Sweat it out. Do something each day to be active—walk, hike, play a sport, go for a run, dance or practice yoga. It doesn’t have to be grueling to reduce stress. The idea should be to release endorphins. Just move and have fun doing it.


You must be aware of the concept of hacking computers, hacking smartphones and hacking email. But what about hacking your body? The concept is called biohacking, which means harnessing your environment for more energy, for self-improvement. The best part is there are numerous ways to incorporate methods of biohacking your body and mind into your daily routine. This can include working at a stand-up desk, eating healthy, spending time in nature, ensuring you have a regulated sleep regimen or a grounding mat.


Educate yourself about minimalism.
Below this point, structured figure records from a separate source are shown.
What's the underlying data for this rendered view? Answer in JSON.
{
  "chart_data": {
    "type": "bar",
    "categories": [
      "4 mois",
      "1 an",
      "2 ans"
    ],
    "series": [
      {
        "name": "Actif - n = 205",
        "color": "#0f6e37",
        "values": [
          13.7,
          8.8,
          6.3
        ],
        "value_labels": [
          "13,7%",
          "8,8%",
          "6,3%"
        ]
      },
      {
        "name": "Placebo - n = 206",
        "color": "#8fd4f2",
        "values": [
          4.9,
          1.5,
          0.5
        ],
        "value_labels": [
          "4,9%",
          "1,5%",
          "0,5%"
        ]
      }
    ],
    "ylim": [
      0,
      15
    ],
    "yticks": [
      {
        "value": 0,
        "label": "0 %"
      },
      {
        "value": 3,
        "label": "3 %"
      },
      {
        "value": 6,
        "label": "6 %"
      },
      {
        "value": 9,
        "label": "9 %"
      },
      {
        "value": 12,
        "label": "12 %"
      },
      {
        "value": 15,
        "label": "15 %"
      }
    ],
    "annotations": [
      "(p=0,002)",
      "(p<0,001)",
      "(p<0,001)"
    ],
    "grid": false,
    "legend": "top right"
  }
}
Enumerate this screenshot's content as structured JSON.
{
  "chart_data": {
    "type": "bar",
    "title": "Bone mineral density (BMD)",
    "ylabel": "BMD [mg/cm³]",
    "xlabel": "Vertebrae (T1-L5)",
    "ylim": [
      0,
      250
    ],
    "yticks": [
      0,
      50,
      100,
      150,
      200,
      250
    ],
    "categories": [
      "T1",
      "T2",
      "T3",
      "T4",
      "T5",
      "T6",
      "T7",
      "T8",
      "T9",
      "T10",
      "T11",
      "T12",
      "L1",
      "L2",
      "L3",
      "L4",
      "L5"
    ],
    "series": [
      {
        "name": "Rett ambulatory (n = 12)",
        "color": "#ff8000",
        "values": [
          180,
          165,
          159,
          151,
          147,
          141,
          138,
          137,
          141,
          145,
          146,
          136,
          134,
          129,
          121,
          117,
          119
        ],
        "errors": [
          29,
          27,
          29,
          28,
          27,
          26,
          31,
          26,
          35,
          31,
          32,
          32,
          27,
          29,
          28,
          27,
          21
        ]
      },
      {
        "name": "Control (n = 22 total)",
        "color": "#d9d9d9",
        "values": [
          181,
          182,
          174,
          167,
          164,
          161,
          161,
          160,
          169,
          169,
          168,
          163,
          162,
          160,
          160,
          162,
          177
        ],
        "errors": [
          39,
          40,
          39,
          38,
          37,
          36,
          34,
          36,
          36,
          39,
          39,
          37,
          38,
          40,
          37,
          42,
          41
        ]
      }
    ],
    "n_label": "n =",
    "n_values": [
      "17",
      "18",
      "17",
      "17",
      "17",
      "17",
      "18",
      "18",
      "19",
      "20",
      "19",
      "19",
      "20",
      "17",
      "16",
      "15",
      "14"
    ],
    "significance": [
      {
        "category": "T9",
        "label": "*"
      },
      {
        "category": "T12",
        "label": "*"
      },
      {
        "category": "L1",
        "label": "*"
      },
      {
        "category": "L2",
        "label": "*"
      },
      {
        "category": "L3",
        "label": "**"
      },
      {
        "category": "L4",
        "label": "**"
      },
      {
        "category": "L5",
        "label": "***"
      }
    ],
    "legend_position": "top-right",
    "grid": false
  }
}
Declutter your room as well as your mental space. Research suggests that physically cleaning up messy areas can lead to reduced levels of stress and anxiety. A clean space can make room for a clean environment for work and play. Engage in both physical and emotional spring cleaning to help you prioritize different aspects of life. Invite some peace and calm into your inner space by becoming aware of your emotions. Allow yourself to feel them, accept them and eventually free yourself from them.


It’s hard to be punctual, let alone early when you have personal and professional commitments. But being late means inviting stress. Try to leave earlier by getting ready earlier, leave some buffer time, and schedule more space between events.